Screenwriter Abby Mann (Judgement at Nuremberg, 1961) had his work cut out adapting Roderick Thorp’s tombstone of a novel that ran to over 500 pages. The first job was to make the book – set mostly in the 1940s – contemporary. The book’s fictional locations of Port Smith and Manitou were transposed to New York. Joe Leland was younger in the book – in his mid-30s compared to the 50-plus Frank Sinatra.
And while the principals remained the same, the screenwriter employed some distinctive structural sleight of hand to keep apart the two investigations occupying Leland, the murder of a homosexual and the apparent suicide of a businessman. In the book the first investigation takes place in the past and is told in a long, detailed, flashback, while the suicide case takes up the present. For the film Mann relocated both crimes to the same timeframe, with the suicide simply following on to the murder.
But there was one distinct change. When Leland in the book investigates the suicide, he is doing so as a private eye, not a cop. He had resigned from the force after seeing a criminal sent to the electric chair. A minor alteration was also involved in the suicide case in that the widow Norma (Jacqueline Bisset in the film) was six months pregnant in the book.

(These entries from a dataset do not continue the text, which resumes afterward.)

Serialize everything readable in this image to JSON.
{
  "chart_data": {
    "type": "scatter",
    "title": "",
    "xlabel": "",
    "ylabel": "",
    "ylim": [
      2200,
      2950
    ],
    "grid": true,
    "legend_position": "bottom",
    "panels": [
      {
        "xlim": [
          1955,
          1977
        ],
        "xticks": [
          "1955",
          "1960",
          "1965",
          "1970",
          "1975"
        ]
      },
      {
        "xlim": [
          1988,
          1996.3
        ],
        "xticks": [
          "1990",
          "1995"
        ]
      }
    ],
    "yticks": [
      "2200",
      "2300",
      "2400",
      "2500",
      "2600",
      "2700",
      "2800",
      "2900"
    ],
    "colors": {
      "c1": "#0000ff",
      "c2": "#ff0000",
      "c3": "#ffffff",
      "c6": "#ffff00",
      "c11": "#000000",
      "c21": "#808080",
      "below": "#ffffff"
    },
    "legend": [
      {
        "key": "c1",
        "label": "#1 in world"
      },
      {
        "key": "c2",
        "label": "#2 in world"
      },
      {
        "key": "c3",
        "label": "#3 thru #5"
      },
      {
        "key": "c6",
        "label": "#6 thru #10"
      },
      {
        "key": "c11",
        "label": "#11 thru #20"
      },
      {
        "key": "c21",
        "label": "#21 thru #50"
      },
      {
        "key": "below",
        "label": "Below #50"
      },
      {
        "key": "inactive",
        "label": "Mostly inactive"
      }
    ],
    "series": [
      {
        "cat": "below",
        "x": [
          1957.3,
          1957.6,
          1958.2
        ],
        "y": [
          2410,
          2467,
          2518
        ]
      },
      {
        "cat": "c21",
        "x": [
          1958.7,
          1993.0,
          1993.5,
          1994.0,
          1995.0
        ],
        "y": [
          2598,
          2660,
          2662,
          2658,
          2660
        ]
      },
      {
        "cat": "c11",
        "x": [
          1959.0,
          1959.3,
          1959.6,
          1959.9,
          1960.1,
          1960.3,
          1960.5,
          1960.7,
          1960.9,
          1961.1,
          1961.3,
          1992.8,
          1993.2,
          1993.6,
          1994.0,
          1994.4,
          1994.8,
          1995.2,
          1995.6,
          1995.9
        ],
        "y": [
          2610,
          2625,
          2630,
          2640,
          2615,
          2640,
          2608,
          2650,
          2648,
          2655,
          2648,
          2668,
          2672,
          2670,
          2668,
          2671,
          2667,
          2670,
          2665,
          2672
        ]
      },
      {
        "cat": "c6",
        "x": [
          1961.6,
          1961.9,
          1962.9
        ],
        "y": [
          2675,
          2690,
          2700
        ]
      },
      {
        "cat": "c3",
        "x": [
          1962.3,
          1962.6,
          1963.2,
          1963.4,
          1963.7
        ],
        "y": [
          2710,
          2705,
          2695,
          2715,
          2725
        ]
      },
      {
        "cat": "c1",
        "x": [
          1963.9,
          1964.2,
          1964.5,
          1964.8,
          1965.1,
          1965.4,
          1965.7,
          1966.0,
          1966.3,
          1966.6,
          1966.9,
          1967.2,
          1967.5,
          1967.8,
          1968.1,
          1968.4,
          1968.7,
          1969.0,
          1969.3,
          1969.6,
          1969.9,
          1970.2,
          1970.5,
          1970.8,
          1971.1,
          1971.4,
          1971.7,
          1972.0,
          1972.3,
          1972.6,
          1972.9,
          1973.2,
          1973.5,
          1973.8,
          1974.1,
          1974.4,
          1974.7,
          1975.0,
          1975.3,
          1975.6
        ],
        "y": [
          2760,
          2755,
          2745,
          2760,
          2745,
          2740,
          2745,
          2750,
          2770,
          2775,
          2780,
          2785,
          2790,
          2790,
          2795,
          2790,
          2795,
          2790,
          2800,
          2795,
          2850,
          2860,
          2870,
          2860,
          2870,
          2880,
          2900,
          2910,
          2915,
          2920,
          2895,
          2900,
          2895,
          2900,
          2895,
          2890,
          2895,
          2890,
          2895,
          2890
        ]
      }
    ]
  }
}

More significantly was the swapping over of the sexual characteristics of Leland’s estranged wife (Lee Remick in the film) and the widow. In the film Remick is the nymphomaniac. In the book, it is the other way round, although Norma, after marriage, has that tendency under control.
Although Leland is a decent enough policeman, he makes none of the overt pitches for decency that occur in the film. That is all Abby Mann’s invention. And the scene in the picture where Leland objects to the stripping of a suspect is lifted from another episode in the book, one in which Leland has no involvement. While incorporating minor aspects from the book such as the annoying politician and civic corruption, Mann invented the atmosphere of the police station, the friction between the various cops and Leland’s ruthless ambition.
As I noted in my Blog on the novel A Cold Wind in August (published in 1960), fiction writers had far greater flexibility as regards sexuality than movie makers and Thorp’s 1966 novel reflects that trend. Although the book falls into the category of police procedural, and Thorp himself worked for his father’s detective agency, the sprawling canvas offers as much insight into human relationships as crime and investigative processes.
In some respects this is a textbook adaptation, stripping away the various layers of a dense book to focus on the essential narrative, then both trimming and expanding the main relationships to suit the new plotline. Virtually unspoken in both book and film are Leland’s reaction to the situations that have arisen as a result of his action, not because the writer in either circumstance was dodging the issues, but because both reader and moviegoer could work it out for themselves without introducing melodrama where it was not required.